“Now, Mr Manners,” cried Josh, “what do you say to that? Are there any trout in Willows’ waters?”
“Yes, splendid! We ought to get some fish to-night. Here, where are your creels?”
“Haven’t brought them,” said Will. “We are going to help fill yours.”
And they did, for the fish rose to nearly every cast, quarters and half-pounders, the artist to his great delight landing two both well over a pound, for it was one of those evenings when, as if warned by their natural instinct of a fast to come, the trout rose at every fly, taking in their heedless haste the artificial as well as the true, and only finding their mistake when gasping out their brief life upon the bracken laid at the bottom of the artist’s creel.
The trio fished on till the creel was nearly full, so intent upon their sport that they paid no heed to the gathering clouds, Nature’s harbingers of the storm about to break among the hills, till a bright flash of light darted down the vale, followed almost instantaneously by a mighty crash, which went roaring and rumbling on in echoes, to die distantly away.
“Hold on!” shouted Will. “Look sharp; we shall have to run. It’ll be wet jackets as it is. I say, Mr M, lucky I put away your traps! Wasn’t I right?”

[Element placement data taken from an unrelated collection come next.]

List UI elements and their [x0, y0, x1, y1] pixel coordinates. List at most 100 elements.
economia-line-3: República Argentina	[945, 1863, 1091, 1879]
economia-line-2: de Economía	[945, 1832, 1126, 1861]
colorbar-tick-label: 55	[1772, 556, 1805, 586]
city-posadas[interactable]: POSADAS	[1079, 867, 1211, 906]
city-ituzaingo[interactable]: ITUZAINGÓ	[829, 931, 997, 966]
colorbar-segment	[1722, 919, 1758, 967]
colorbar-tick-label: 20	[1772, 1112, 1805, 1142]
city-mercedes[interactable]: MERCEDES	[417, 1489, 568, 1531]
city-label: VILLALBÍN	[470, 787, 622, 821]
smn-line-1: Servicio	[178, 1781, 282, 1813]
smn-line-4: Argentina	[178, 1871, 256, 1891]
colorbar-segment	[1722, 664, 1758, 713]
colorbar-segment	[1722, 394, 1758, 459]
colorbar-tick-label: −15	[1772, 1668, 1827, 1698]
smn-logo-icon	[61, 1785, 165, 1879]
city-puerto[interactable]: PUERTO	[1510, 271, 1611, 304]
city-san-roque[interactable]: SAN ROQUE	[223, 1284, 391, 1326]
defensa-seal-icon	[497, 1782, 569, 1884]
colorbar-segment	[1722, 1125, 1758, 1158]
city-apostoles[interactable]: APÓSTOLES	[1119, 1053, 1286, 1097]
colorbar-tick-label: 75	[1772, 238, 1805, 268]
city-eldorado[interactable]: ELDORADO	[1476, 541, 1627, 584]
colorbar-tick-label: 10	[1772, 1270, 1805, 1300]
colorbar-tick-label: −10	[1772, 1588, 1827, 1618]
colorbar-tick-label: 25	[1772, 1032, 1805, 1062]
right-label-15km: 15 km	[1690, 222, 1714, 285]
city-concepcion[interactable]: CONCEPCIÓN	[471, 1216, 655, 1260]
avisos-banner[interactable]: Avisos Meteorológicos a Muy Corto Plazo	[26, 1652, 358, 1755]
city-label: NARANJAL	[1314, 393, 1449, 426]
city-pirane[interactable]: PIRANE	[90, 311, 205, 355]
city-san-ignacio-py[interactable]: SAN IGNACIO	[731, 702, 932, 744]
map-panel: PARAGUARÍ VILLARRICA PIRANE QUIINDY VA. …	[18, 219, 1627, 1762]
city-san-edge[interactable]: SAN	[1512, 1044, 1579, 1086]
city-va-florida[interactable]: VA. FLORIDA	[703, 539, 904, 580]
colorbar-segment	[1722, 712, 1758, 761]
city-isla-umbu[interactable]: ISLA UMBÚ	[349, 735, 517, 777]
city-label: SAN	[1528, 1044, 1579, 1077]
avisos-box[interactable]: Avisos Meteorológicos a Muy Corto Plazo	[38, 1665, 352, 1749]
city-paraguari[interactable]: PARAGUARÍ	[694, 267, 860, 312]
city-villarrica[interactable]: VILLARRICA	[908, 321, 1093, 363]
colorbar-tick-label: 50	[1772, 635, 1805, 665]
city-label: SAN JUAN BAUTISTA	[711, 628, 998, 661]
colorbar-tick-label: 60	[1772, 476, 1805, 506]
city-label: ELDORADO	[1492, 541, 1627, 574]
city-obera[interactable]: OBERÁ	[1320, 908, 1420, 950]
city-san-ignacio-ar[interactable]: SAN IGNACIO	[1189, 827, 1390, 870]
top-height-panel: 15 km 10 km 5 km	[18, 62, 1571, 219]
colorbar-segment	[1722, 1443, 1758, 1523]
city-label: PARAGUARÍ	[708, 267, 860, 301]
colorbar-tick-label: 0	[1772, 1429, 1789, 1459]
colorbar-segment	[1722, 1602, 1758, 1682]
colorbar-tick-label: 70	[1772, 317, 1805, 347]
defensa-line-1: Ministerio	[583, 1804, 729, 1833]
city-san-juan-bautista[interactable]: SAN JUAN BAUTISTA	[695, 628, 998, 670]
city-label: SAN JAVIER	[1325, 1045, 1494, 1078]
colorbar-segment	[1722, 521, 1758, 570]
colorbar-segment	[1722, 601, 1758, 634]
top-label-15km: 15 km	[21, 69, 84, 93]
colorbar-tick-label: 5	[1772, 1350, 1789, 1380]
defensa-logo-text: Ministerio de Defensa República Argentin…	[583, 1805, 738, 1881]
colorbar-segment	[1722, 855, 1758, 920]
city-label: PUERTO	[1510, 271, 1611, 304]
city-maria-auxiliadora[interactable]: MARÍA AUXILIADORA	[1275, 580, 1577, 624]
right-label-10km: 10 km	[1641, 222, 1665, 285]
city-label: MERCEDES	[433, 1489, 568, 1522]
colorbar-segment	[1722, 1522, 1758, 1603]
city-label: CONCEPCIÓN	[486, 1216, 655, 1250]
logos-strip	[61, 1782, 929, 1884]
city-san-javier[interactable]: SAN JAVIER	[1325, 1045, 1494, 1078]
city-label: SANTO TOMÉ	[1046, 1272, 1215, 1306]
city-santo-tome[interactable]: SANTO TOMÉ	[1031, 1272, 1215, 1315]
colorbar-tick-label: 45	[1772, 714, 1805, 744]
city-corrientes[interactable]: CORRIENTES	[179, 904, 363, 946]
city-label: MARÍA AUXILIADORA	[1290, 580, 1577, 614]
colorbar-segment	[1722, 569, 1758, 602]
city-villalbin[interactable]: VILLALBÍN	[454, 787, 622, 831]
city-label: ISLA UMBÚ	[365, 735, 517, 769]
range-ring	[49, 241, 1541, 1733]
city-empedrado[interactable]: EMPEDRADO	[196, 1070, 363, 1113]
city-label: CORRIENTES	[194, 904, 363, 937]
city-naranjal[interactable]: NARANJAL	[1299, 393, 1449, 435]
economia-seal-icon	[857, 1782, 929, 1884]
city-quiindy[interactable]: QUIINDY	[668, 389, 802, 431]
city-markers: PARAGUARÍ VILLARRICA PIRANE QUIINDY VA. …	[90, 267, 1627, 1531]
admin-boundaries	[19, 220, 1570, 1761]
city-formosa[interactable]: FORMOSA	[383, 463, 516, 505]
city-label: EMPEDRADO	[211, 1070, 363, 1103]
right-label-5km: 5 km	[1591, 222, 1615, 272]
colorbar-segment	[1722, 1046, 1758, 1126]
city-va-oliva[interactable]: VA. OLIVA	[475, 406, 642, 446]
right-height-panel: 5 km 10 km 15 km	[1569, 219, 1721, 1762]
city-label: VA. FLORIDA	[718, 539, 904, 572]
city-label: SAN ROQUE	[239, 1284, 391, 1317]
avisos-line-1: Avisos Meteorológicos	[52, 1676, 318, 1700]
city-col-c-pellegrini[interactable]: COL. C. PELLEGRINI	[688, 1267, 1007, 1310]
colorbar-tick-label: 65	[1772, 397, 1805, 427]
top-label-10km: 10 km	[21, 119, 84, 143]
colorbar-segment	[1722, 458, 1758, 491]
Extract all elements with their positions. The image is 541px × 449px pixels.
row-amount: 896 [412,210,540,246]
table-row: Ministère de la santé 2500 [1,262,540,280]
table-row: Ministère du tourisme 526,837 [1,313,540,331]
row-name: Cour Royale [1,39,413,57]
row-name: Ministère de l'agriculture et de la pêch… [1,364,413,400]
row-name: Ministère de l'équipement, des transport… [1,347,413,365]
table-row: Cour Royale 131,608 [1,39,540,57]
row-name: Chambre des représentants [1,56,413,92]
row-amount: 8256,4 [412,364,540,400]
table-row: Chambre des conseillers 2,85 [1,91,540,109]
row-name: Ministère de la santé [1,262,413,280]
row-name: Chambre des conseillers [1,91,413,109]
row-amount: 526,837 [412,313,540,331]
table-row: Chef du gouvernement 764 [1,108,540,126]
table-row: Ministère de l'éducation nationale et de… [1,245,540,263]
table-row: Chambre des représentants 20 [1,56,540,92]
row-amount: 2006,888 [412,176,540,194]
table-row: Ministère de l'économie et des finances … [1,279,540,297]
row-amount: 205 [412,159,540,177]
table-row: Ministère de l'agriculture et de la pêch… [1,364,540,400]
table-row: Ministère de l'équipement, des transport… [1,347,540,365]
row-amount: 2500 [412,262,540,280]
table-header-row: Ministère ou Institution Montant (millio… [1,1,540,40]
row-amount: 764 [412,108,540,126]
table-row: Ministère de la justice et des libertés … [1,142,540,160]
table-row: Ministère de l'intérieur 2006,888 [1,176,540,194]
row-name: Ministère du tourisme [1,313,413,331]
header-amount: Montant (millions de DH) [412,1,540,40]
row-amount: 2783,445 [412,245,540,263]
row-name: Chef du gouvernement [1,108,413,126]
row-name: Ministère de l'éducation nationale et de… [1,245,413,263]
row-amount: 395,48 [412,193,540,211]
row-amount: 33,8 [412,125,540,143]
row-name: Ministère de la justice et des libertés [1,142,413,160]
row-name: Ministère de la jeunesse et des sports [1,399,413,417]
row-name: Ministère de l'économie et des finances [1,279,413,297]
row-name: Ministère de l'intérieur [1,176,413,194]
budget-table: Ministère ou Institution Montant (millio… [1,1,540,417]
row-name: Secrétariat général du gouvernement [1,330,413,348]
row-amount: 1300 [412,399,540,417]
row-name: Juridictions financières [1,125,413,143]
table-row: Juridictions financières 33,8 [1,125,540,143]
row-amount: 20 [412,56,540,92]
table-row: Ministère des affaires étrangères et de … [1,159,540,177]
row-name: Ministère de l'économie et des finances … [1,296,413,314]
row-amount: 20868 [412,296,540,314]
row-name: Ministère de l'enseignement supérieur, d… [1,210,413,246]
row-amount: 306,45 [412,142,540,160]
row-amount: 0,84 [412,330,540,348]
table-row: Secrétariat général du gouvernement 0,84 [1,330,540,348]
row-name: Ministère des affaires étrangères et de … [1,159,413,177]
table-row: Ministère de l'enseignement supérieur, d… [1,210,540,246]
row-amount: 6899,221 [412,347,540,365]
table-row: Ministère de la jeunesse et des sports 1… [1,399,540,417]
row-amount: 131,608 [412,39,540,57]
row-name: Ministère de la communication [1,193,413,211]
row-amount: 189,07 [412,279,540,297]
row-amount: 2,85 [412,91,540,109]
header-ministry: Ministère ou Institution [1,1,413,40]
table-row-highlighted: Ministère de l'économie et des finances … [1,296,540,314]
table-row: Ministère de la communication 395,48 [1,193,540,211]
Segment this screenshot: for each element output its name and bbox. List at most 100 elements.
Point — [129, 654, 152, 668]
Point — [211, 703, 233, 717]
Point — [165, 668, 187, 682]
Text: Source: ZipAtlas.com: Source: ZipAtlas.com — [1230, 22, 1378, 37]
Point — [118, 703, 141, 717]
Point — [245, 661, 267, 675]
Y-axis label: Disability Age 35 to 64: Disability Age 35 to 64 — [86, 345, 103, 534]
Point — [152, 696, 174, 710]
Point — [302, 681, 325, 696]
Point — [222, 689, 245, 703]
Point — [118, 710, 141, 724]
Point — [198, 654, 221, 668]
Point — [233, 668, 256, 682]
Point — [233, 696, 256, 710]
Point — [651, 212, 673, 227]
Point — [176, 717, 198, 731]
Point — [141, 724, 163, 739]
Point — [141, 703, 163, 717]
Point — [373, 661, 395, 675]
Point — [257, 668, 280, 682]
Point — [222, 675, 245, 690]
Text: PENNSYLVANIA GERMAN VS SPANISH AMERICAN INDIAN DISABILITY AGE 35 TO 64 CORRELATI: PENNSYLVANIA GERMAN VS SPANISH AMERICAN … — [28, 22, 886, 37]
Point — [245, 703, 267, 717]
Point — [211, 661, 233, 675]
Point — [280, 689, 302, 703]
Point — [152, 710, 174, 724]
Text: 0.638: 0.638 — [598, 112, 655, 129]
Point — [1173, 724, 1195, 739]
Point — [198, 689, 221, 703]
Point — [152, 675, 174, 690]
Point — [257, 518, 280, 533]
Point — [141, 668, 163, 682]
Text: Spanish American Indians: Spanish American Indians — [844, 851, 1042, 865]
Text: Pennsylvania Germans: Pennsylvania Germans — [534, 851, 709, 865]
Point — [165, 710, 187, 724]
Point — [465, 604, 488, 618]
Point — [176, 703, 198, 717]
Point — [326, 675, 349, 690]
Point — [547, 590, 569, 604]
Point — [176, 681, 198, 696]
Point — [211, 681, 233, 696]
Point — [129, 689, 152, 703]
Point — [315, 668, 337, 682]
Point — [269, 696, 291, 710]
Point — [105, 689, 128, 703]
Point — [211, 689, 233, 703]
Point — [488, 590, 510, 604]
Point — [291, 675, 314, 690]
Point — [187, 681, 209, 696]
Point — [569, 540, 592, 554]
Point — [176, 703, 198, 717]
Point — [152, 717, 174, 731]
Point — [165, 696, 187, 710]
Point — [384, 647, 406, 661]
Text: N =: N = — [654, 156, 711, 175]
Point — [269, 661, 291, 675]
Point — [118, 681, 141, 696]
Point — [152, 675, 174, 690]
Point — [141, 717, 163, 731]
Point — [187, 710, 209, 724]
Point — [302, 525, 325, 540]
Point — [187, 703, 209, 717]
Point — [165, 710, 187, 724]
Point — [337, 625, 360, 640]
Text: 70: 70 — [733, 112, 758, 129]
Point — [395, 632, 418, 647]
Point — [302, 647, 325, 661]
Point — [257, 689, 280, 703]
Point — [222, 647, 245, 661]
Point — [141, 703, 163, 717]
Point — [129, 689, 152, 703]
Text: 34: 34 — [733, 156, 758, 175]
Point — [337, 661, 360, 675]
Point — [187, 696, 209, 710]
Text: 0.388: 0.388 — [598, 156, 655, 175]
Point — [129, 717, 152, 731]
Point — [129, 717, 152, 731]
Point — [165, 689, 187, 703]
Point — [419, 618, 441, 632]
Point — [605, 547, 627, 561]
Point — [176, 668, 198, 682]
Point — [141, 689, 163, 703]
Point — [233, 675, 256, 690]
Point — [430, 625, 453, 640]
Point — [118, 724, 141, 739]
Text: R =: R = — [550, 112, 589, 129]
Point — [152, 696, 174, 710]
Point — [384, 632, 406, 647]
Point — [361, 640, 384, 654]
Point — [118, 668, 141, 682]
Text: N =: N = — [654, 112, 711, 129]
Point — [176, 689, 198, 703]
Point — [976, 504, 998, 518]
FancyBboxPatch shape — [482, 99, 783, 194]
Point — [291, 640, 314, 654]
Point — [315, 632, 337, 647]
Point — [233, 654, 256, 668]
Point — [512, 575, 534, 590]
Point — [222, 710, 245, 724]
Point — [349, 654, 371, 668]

“Right you were, young ’un,” cried the artist, making a whizzing noise as he wound up his multiplying winch. “But I’m not going to bark my shins running amongst these stones. Now then, boys. ’Tention! Shoulder rods! Right face! March!” And he led off at a rapid rate down by the side of the stream. “Here, lads, that’s heavy,” he cried at the end of a few minutes, just as the rain began to make chess pawns upon the surface of the pools. “I’ll carry it now.”
“No, no,” cried Will. “But let’s shelter here for a few minutes. It’s only going to be a shower now.”
He ran into where a great mass of slatey-looking rock stood out from the perpendicular side of the gorge, heedless of the fact that it necessitated splashing in through the shallow water, which nearly covered his boots.
“Nice dry spot this,” said the artist, laughing, as they stood in the ample shelter.